Most software and tools used for gene annotation apply a length threshold below which any coding sequences are ignored. This approach results in many false negatives of small open reading frames (sORFs) shorter than 300 nucleotides. However, several sORFs with 100:300 nucleotides and 30:100 amino acids (a.a.) are functional in many taxa, such as S. cerevisiae (Kastenmayer et al., 2006) and D. melanogaster (Magny et al., 2013). Numerous coding sORFs have already been identified in the intergenic regions of various species, including humans (Jain et al., 2023; Slavoff et al., 2013), Drosophila (Ladoukakis et al., 2011), C. elegance (Casimiro-Soriguer et al., 2020), rice (Stolc et al., 2005) and maize and Arabidopsis (Wang et al., 2020). Therefore, investigating intergenic areas will add valuable knowledge of controlling many functions.
In Arabidopsis, 7159 sORFs probable coding sequences were discovered (Hanada et al., 2007), with 2996 coding sORFs presumably expressed in at least one experimental condition. The same authors discovered 3241 coding sORFs in the Arabidopsis genome that show transcription or purifying selection indications, indicating that they likely represent new genes. The pls mutant of the POLARIS gene, which encodes a predicted polypeptide of 36 a.a, in Arabidopsis exhibited a short root phenotype and impaired leaf vascularisation (Casson et al., 2002). C-terminally encoded peptide (CEP), a 15-amino acid posttranslational peptide discovered in Arabidopsis, is a long-distance root-to-shoot signalling molecule in N-starvation conditions and is essential for lateral root development and nodulation (Aggarwal et al., 2020; Taleski et al., 2018). A transcriptome study of the rice response to iron excess or deficiency revealed three and 90 upregulated sORF in roots and 1076 and 50 upregulated sORF in shoots, respectively (Bashir et al., 2014).
sORFs can be categorised into five groups: (1) intergenic sORFs (Found in-between genes), (2) sORFs found in the upstream 5′ untranslated region (UTR) of an mRNA (uORFs), (3) sORFs found in the long noncoding RNAs (lncORFs), (4) short coding sequences (short CDS) and (5) short isoforms resulted from alternative splicing of other coding genes (Ong et al., 2022). Recently, an additional type of sORFs has been identified in the primary hairpin structure of microRNAs (pri-miRNAs) in several plant species and fewer animal species (Erokhina et al., 2023). The small peptides encoded from pri-miRNAs are called (miPEPs) (Dong et al., 2023).
Gene expression and gene prediction are significantly influenced by codon content (Powell and Moriyama, 1997; Salamov and Solovyev, 2000). Although synonymous codons encode for the same amino acid, they are used at different frequencies in most genes and organisms, a phenomenon called codon usage bias (CUB). Increased CUB in a genomic region indicates that it is being selected for characteristics that influence its expression levels, including translation, transcription, mRNA stability, and co-translational protein folding. Numerous, easy, and computationally efficient CUB indices reflect the expression pattern by analysing the sequenced genomes of different organisms. Such indices provide information on factors that cannot be measured experimentally (Bahiri-Elitzur and Tuller, 2021). Of those indices, relative synonymous codon usage (RSCU) determines whether a specific codon is used more frequently than anticipated (Khandia et al., 2019). Another index, the codon adaptation index (CAI), is based on codon frequency in a reference set of genes (Sharp and Li, 1987) and significantly correlates with protein abundance and mRNA levels across the genome (Zhou et al., 2016).
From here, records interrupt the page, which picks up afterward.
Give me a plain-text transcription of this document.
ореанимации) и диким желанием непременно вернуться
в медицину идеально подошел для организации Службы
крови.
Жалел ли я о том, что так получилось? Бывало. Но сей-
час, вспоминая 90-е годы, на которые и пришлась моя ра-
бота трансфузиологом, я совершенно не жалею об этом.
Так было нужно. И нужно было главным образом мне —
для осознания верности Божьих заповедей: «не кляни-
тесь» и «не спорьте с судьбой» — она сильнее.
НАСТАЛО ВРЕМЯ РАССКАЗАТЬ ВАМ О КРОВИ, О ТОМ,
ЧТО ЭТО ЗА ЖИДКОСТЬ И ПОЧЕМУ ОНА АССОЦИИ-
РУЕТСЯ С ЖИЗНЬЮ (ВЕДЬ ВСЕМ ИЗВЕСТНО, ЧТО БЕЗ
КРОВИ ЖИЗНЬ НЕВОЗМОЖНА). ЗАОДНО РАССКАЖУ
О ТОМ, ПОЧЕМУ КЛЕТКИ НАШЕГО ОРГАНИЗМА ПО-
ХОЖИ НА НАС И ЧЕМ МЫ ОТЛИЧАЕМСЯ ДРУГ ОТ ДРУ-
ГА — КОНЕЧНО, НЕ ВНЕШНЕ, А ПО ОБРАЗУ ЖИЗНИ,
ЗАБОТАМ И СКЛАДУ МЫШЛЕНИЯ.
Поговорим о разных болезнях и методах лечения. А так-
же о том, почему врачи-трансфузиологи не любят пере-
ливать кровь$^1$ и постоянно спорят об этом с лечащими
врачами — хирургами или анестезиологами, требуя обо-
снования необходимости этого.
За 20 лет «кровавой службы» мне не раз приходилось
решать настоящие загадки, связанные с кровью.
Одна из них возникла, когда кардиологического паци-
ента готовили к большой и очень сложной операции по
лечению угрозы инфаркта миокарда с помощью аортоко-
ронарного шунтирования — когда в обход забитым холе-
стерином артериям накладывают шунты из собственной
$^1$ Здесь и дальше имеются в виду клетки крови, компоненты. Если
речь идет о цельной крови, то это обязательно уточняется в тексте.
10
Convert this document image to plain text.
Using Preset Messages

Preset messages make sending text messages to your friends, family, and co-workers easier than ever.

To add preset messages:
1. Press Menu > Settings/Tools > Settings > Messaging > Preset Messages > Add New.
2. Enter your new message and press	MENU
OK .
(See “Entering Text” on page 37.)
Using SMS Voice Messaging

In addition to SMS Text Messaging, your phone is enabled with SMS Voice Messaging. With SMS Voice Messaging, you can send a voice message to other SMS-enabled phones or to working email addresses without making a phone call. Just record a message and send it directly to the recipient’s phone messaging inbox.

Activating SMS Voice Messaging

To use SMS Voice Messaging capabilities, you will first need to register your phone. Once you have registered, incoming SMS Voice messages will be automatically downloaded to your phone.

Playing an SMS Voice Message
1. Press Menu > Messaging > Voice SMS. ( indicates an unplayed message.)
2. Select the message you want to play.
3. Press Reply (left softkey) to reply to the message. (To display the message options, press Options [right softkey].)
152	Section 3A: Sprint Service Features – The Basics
The primary determinant of a protein's function is its subcellular location. In silico localisation could be achieved by sequence homology to verified and localised proteins (Adelfio et al., 2013). Two more widely used techniques are looking for GO features related to specific localisations (Mei, 2012) or for the existence of motifs recognised by the receptors of the protein transport machinery (Lin et al., 2011). Recent in silico tools include the SignalP-5.0 tool (Almagro Armenteros et al., 2019), nuclear localisation signals (NLSs) (Nair, 2003), and MULcoDeep (Jiang et al., 2021, 2023).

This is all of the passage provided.